NOS CHEVEUX FACE AU STRESS

les cheveux face au stresse

 Nos cheveux face au stress.

 

  Cheveux ternes, plats, affaiblis, cuir chevelu sensibilisé, pellicules, excès de sébum ou chutes plus sévères… Jusqu’où le stress est-il responsable ?

 

  Nous en avons tous fait l’expérience : quand nous sommes stressés ou anxieux, nos cheveux semblent réagir au quart de tour. Des effets qui peuvent être bénins (démangeaisons, irritations) ou plus graves (pelade). Et nous avons tous entendu parler de personnes qui, après un traumatisme, ont perdu leurs cheveux ou dont ceux-ci ont blanchi en une nuit. Vérité scientifique ou légende populaire ? Si tous les spécialistes reconnaissent l’incidence du stress sur la santé de nos cheveux, leurs avis divergent sur son intensité.

  Il faut dire que le cheveu ne nous a pas livré tous ses mystères, même s’il enregistre et stocke tous les événements survenus dans notre vie. C’est un véritable « mouchard », ce qui lui vaut d’être régulièrement analysé en criminologie pour déceler la présence de drogues, de médicaments, d’aliments, de fragments d’ADN…

 

  « On peut retracer, sur des cheveux longs de dix centimètres, la vie d’une personne depuis dix mois, et notamment retrouver tout ce qu’elle a ingéré », souligne Philippe Assouly, dermatologue spécialiste du cuir chevelu à l'hôpital Saint-Louis, à Paris. « Véritable boîte noire de notre organisme, ils sont les témoins de notre vie, affirme Hélène Clauderer, fondatrice du Centre de soins capillaires Clauderer, à Paris.

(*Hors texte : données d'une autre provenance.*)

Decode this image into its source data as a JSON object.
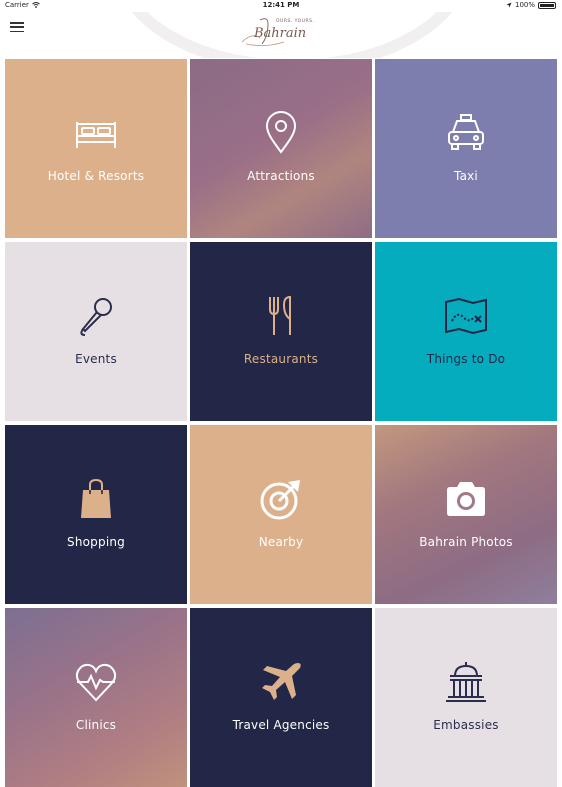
{
  "status": {
    "carrier": "Carrier",
    "time": "12:41 PM",
    "battery": "100%"
  },
  "header": {
    "logo_tagline": "OURS. YOURS.",
    "logo_word": "Bahrain"
  },
  "tiles": [
    {
      "label": "Hotel & Resorts",
      "icon": "bed-icon",
      "background": "#dcb08a",
      "text_color": "#ffffff"
    },
    {
      "label": "Attractions",
      "icon": "map-pin-icon",
      "background": "#8e6c86",
      "text_color": "#ffffff"
    },
    {
      "label": "Taxi",
      "icon": "taxi-icon",
      "background": "#7e7eae",
      "text_color": "#ffffff"
    },
    {
      "label": "Events",
      "icon": "microphone-icon",
      "background": "#e6e0e4",
      "text_color": "#2b2d4d"
    },
    {
      "label": "Restaurants",
      "icon": "fork-knife-icon",
      "background": "#222747",
      "text_color": "#dcb08a"
    },
    {
      "label": "Things to Do",
      "icon": "treasure-map-icon",
      "background": "#04acbe",
      "text_color": "#222747"
    },
    {
      "label": "Shopping",
      "icon": "shopping-bag-icon",
      "background": "#222747",
      "text_color": "#ffffff"
    },
    {
      "label": "Nearby",
      "icon": "target-arrow-icon",
      "background": "#dcb08a",
      "text_color": "#ffffff"
    },
    {
      "label": "Bahrain Photos",
      "icon": "camera-icon",
      "background": "#a37a83",
      "text_color": "#ffffff"
    },
    {
      "label": "Clinics",
      "icon": "heartbeat-icon",
      "background": "#9c7589",
      "text_color": "#ffffff"
    },
    {
      "label": "Travel Agencies",
      "icon": "airplane-icon",
      "background": "#222747",
      "text_color": "#ffffff"
    },
    {
      "label": "Embassies",
      "icon": "building-dome-icon",
      "background": "#e6e0e4",
      "text_color": "#2b2d4d"
    }
  ]
}
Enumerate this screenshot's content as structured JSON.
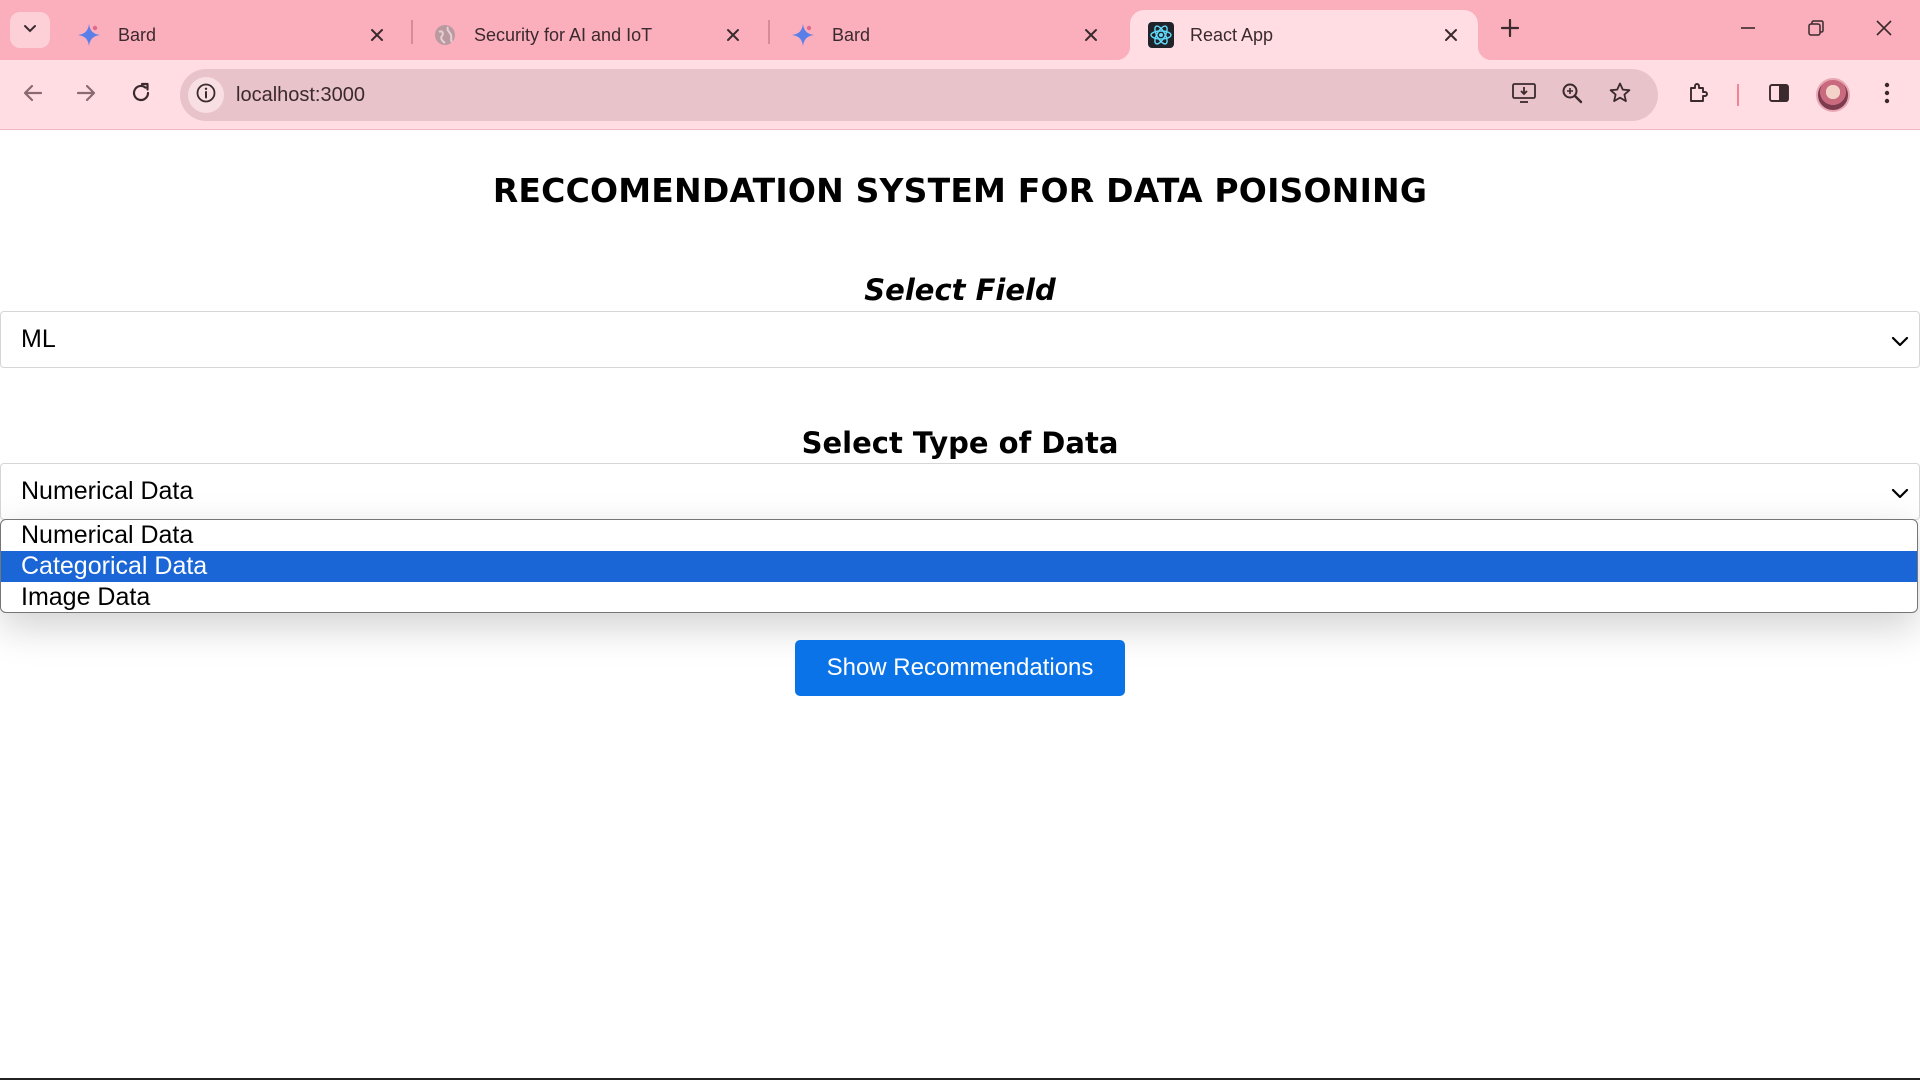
{
  "browser": {
    "tabs": [
      {
        "title": "Bard",
        "icon": "bard-sparkle-icon"
      },
      {
        "title": "Security for AI and IoT",
        "icon": "globe-icon"
      },
      {
        "title": "Bard",
        "icon": "bard-sparkle-icon"
      },
      {
        "title": "React App",
        "icon": "react-icon",
        "active": true
      }
    ],
    "url": "localhost:3000",
    "colors": {
      "frame": "#fbaebc",
      "toolbar": "#ffdde3"
    }
  },
  "page": {
    "title": "RECCOMENDATION SYSTEM FOR DATA POISONING",
    "field_label": "Select Field",
    "field_value": "ML",
    "type_label": "Select Type of Data",
    "type_value": "Numerical Data",
    "type_options": [
      "Numerical Data",
      "Categorical Data",
      "Image Data"
    ],
    "highlighted_option": "Categorical Data",
    "button_label": "Show Recommendations",
    "colors": {
      "button": "#0a73e8",
      "highlight": "#1a66d6"
    }
  }
}
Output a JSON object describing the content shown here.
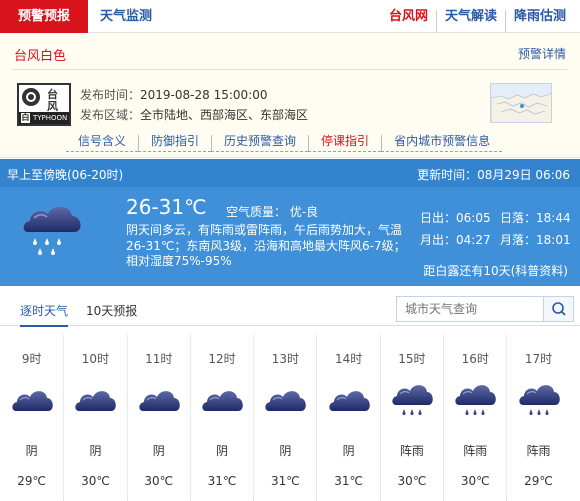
{
  "nav": {
    "active_tab": "预警预报",
    "weather_tab": "天气监测",
    "links": [
      {
        "label": "台风网",
        "color": "#d8131b"
      },
      {
        "label": "天气解读",
        "color": "#2b5aa7"
      },
      {
        "label": "降雨估测",
        "color": "#2b5aa7"
      }
    ]
  },
  "warning": {
    "title": "台风白色",
    "detail_link": "预警详情",
    "icon": {
      "char1": "台",
      "char2": "风",
      "level": "白",
      "en": "TYPHOON"
    },
    "time_label": "发布时间：",
    "time_value": "2019-08-28 15:00:00",
    "area_label": "发布区域：",
    "area_value": "全市陆地、西部海区、东部海区",
    "links": [
      {
        "label": "信号含义",
        "red": false
      },
      {
        "label": "防御指引",
        "red": false
      },
      {
        "label": "历史预警查询",
        "red": false
      },
      {
        "label": "停课指引",
        "red": true
      },
      {
        "label": "省内城市预警信息",
        "red": false
      }
    ]
  },
  "now": {
    "period": "早上至傍晚(06-20时)",
    "update": "更新时间：08月29日 06:06",
    "temp": "26-31℃",
    "air_quality": "空气质量：  优-良",
    "desc": "阴天间多云，有阵雨或雷阵雨，午后雨势加大，气温26-31℃；东南风3级，沿海和高地最大阵风6-7级；相对湿度75%-95%",
    "sunrise": "日出：06:05",
    "sunset": "日落：18:44",
    "moonrise": "月出：04:27",
    "moonset": "月落：18:01",
    "reminder": "距白露还有10天(科普资料)"
  },
  "tabs": {
    "hourly": "逐时天气",
    "ten_day": "10天预报"
  },
  "search": {
    "placeholder": "城市天气查询"
  },
  "hourly": [
    {
      "hour": "9时",
      "weather": "阴",
      "temp": "29℃",
      "icon": "cloudy-icon"
    },
    {
      "hour": "10时",
      "weather": "阴",
      "temp": "30℃",
      "icon": "cloudy-icon"
    },
    {
      "hour": "11时",
      "weather": "阴",
      "temp": "30℃",
      "icon": "cloudy-icon"
    },
    {
      "hour": "12时",
      "weather": "阴",
      "temp": "31℃",
      "icon": "cloudy-icon"
    },
    {
      "hour": "13时",
      "weather": "阴",
      "temp": "31℃",
      "icon": "cloudy-icon"
    },
    {
      "hour": "14时",
      "weather": "阴",
      "temp": "31℃",
      "icon": "cloudy-icon"
    },
    {
      "hour": "15时",
      "weather": "阵雨",
      "temp": "30℃",
      "icon": "shower-icon"
    },
    {
      "hour": "16时",
      "weather": "阵雨",
      "temp": "30℃",
      "icon": "shower-icon"
    },
    {
      "hour": "17时",
      "weather": "阵雨",
      "temp": "29℃",
      "icon": "shower-icon"
    }
  ]
}
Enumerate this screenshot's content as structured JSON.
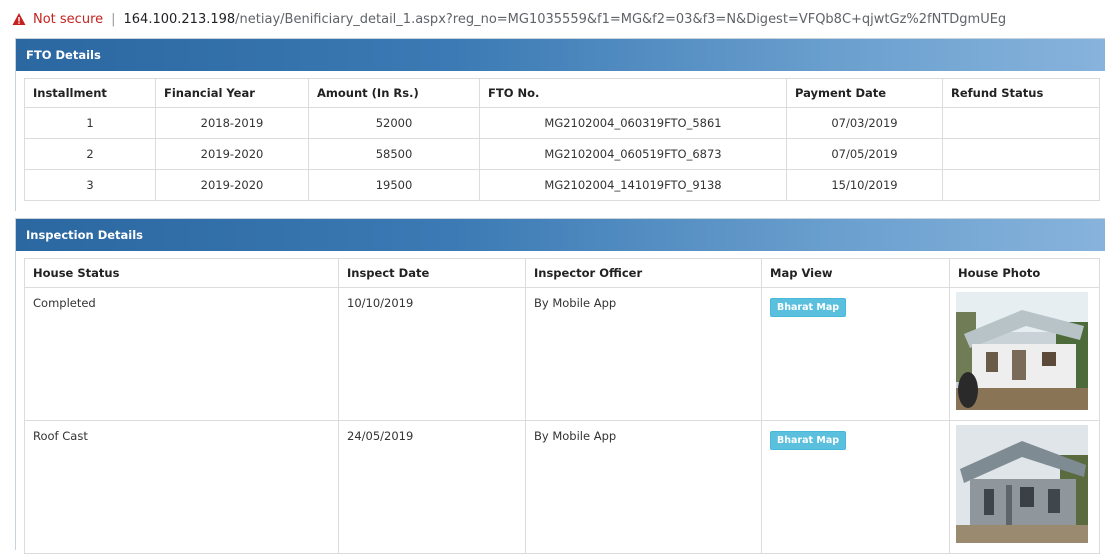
{
  "address_bar": {
    "security_label": "Not secure",
    "separator": "|",
    "url_host": "164.100.213.198",
    "url_path": "/netiay/Benificiary_detail_1.aspx?reg_no=MG1035559&f1=MG&f2=03&f3=N&Digest=VFQb8C+qjwtGz%2fNTDgmUEg"
  },
  "fto": {
    "title": "FTO Details",
    "headers": [
      "Installment",
      "Financial Year",
      "Amount (In Rs.)",
      "FTO No.",
      "Payment Date",
      "Refund Status"
    ],
    "rows": [
      [
        "1",
        "2018-2019",
        "52000",
        "MG2102004_060319FTO_5861",
        "07/03/2019",
        ""
      ],
      [
        "2",
        "2019-2020",
        "58500",
        "MG2102004_060519FTO_6873",
        "07/05/2019",
        ""
      ],
      [
        "3",
        "2019-2020",
        "19500",
        "MG2102004_141019FTO_9138",
        "15/10/2019",
        ""
      ]
    ]
  },
  "inspection": {
    "title": "Inspection Details",
    "headers": [
      "House Status",
      "Inspect Date",
      "Inspector Officer",
      "Map View",
      "House Photo"
    ],
    "rows": [
      {
        "status": "Completed",
        "date": "10/10/2019",
        "officer": "By Mobile App",
        "map_button": "Bharat Map"
      },
      {
        "status": "Roof Cast",
        "date": "24/05/2019",
        "officer": "By Mobile App",
        "map_button": "Bharat Map"
      }
    ]
  },
  "colors": {
    "header_gradient_start": "#2b67a0",
    "header_gradient_end": "#87b3dc",
    "map_button": "#5bc0de",
    "warning_red": "#c5221f"
  }
}
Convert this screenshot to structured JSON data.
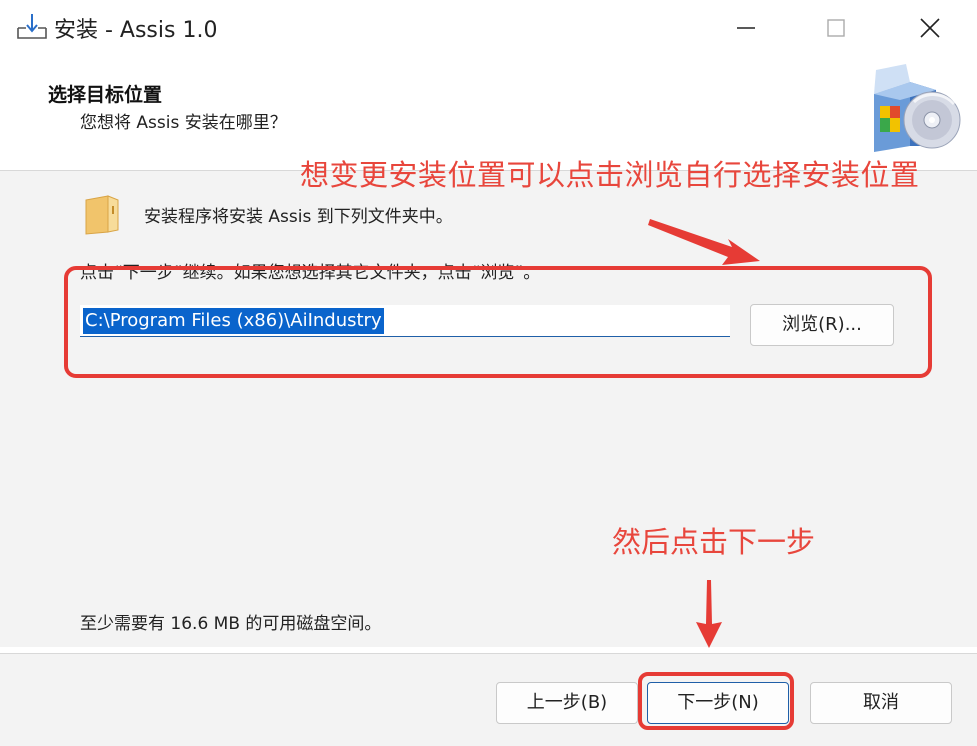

On peut repérer au microscope l’incidence de la vie affective sur la structure même de la kératine – lisse, irrégulière ou bosselée – et la racine d’un cheveu. »

 

  Les scientifiques sont unanimes pour constater que le stress courant (fatigue, surmenage, soucis professionnels ou familiaux…) perturbe l’équilibre des cheveux. « Plus on est nerveux et stressé, plus le cuir chevelu est sensibilisé, pique, gratte et desquame, explique Christian Airaghi, responsable du développement de la Clinique du cheveu. L’état anxieux ralentit les flux circulatoires. Or, le cheveu ne s’alimente que par le sang. Moins bien nourri, il s’affaiblit. Mais les cheveux sont également très sensibles à l’alimentation, et notamment aux régimes qui les carencent, à la pollution, au tabac… »

 

  « Le bulbe capillaire, très vascularisé, est ultrasensible au stress, qui augmente la sécrétion de sébum, diminue l’irrigation et génère des toxines acides, explique de son côté Hélène Clauderer. Chaque poussée de stress entraîne une contraction des vaisseaux sanguins au niveau des racines, qui contribue à l’affinement du cheveu. L’agression la plus violente demeure le stress affectif (perte d’un être cher, divorce, rupture…). »

 

  Toutefois, pour Philippe Assouly, si le rôle du stress ne peut être nié, il est surestimé : « Il existe aussi des raisons physiologiques à l’affaiblissement du cheveu. La pelade, par exemple, à laquelle on a attribué pendant des années une origine psychosomatique, peut être due à une pathologie auto-immune avec une prédisposition génétique.

 

  A peine un quart des pelades sont d’ailleurs réellement provoquées par un stress : sur dix études, cinq montreront qu’il peut en déclencher une et cinq démontreront le contraire. Une chute massive des cheveux peut aussi survenir après un dérèglement thyroïdien, une anesthésie générale, un accouchement, une hémorragie, une forte fièvre, un infarctus, une perte de poids importante, la prise de certains médicaments (bêtabloquants, cortisone à forte dose, certaines pilules contraceptives etc). »

 

  Sans compter, avance le dermatologue, que des problèmes capillaires peuvent aussi être à l’origine de coups de stress et d’anxiété. Des pellicules, des cheveux qui tombent, du psoriasis, c’est inquiétant et ce n’est pas beau : cette « disgrâce » peut à elle seule générer du stress ou un état anxieux. « Il faut se poser la question : mon problème capillaire est-il occasionné par le stress ou génère-t-il du stress en moi ? Le stress est un mécanisme d’adaptation, poursuit le docteur Assouly. Il peut être positif ou négatif, aigu ou chronique.

 

  Il provoque une stimulation des glandes surrénales et un abaissement du seuil immunitaire qui peuvent entraîner séborrhée, pellicules… Il peut aussi augmenter la transpiration au niveau du cuir chevelu, laquelle intensifiera les irritations et l’apparition de pellicules. La moitié des adultes en France ont ou ont eu un état pelliculaire avec démangeaisons. Oui, un choc psychoaffectif peut avoir des conséquences sur les cheveux ! Mais ce n’est pas systématique. Le savoir peut rassurer certaines personnes. »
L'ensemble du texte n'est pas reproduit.